PPerhaps, the best (and worst) thing about being a pastor was the people. Probably, everyone could say the same thing, not just pastors and church-going folks. But pastoring a small church is a relationally intensive endeavor. I loved so many of the friends I made in those years as a pastor, and still do. But a small church is a family, and all families have a weird uncle.
Churches attract weird people, some relatively normal ones, too. But some people go to church with unrealistic expectations of having their needs met, or with the unexpressed desire for some well-intentioned people to enable their unhealthy behavior.
I have had people in my house after midnight, people consuming hours on the phone, and people lined up at my office door late at night, all telling me about their problems.

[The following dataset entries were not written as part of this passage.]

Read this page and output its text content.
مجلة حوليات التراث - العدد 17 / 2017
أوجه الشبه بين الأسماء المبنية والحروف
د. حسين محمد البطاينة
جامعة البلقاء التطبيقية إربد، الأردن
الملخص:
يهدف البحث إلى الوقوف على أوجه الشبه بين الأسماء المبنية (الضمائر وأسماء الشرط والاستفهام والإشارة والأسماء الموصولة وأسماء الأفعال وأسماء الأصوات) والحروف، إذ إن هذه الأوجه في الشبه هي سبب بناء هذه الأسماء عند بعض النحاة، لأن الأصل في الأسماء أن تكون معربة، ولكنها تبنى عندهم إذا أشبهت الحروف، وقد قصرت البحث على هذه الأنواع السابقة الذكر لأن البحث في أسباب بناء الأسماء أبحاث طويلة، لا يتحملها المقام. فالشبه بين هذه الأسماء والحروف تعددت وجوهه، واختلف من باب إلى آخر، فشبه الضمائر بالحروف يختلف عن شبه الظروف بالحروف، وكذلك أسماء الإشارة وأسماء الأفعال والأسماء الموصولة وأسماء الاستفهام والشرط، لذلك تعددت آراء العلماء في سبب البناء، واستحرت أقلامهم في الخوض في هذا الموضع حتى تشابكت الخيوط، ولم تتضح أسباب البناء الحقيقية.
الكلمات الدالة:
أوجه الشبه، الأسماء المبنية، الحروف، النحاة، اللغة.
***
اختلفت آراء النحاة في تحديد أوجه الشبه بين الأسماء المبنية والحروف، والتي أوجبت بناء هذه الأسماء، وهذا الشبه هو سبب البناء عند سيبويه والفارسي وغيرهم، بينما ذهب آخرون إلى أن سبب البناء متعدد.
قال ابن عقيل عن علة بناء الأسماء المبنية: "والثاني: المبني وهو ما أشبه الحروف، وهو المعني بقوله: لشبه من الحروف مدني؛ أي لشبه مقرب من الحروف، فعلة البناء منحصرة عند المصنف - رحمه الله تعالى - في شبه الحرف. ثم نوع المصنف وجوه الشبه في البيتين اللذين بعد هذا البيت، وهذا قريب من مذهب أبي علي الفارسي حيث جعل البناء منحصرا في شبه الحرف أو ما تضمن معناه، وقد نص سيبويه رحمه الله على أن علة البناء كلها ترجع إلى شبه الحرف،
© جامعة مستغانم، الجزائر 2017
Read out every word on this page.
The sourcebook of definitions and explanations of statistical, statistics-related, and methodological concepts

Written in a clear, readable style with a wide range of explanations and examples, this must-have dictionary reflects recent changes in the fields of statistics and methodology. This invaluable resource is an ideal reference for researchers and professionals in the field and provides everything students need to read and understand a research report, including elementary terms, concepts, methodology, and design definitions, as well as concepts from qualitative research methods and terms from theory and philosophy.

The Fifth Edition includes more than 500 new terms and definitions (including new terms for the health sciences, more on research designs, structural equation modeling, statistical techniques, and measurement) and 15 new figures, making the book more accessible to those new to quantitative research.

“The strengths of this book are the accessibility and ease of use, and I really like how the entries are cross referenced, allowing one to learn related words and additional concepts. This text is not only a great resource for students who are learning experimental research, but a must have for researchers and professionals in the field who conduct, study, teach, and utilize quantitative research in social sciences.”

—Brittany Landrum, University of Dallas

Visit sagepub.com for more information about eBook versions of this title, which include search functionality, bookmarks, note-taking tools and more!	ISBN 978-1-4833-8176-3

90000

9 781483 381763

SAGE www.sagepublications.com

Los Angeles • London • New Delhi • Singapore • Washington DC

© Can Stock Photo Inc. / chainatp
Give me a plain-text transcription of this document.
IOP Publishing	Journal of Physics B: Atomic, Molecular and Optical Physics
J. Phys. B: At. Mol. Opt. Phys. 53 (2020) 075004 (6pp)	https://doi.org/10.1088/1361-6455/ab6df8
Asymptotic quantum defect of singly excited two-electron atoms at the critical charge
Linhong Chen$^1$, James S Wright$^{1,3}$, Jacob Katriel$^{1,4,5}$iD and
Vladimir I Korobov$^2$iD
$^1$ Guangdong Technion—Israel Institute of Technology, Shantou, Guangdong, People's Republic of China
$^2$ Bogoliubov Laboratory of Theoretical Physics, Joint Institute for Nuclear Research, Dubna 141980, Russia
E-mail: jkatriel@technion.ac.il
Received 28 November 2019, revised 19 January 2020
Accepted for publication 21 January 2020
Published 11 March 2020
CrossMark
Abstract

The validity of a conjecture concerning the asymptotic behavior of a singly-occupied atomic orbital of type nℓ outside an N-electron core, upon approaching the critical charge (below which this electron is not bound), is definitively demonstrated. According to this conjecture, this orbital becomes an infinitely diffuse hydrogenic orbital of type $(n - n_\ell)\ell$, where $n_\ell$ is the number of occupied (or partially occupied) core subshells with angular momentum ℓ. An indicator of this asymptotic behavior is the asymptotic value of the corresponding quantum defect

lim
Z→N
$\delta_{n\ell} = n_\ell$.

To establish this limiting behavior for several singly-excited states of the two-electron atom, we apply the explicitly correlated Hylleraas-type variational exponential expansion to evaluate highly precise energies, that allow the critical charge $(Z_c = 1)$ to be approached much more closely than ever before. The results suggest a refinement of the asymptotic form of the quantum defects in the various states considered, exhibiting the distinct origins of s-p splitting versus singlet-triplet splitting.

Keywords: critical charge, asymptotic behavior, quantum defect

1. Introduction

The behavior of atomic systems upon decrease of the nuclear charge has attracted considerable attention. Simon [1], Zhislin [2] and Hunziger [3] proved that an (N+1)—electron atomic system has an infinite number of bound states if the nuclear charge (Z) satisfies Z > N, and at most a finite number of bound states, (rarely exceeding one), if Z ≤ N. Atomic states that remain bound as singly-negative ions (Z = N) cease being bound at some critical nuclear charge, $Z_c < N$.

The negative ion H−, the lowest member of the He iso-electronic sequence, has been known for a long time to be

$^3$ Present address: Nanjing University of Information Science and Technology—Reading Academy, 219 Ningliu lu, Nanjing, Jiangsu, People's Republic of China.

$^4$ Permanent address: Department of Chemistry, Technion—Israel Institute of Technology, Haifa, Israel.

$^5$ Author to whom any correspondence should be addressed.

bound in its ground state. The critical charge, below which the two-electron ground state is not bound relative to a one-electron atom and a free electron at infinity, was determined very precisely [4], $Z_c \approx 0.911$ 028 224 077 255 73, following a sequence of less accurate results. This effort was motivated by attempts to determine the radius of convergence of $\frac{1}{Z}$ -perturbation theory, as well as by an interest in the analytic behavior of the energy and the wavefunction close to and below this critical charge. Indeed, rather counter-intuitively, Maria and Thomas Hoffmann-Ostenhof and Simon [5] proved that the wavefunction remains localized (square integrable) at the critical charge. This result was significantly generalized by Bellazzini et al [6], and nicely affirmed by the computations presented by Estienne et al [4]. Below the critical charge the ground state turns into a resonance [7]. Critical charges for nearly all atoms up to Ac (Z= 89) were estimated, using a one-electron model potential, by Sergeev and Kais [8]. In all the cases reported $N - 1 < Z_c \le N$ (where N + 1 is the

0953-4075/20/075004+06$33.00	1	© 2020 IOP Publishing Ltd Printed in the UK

Some people were stuck, trying to figure out their marriage. Some were looking for someone to take their side in a relational dispute. Some were experiencing chronic emotional issues, but didn’t want to do what they needed to do to get better. Some just wanted to just complain about something. I could tell you some stories about people that would make you laugh and cry, surprise and shock you, but I don’t want to get sued, so I will move along.
Sometimes pastors and church people feel they have to not only love, but like everyone. Big mistake! Some people are asses. Sometimes, I am an ass! It would be ultimately disrespectful to ourselves, others, and God himself to try to like everyone. Unfortunately, we tend to feel guilty when we can’t pull off this “sweet Christian who just loves (and likes) everyone” act.
I am feeling a bit like an ass as I write this. There are times to go out on a limb for people who have nothing to offer because we love them. There are times, even whole seasons for selfless service and sacrifice. That’s what love does, but it needs to be balanced by reasonable expectations, and the realization that we also need some true friends.
People are beautiful, and ugly; delightful and messy. It’s a good idea to protect our own psyche, and hang out we people who build us up, and are soul companions on this journey called life.
In recent years, I have given myself freedom to not like everyone, not trust everyone, and not want to be marooned on a deserted island with an ass. It’s okay!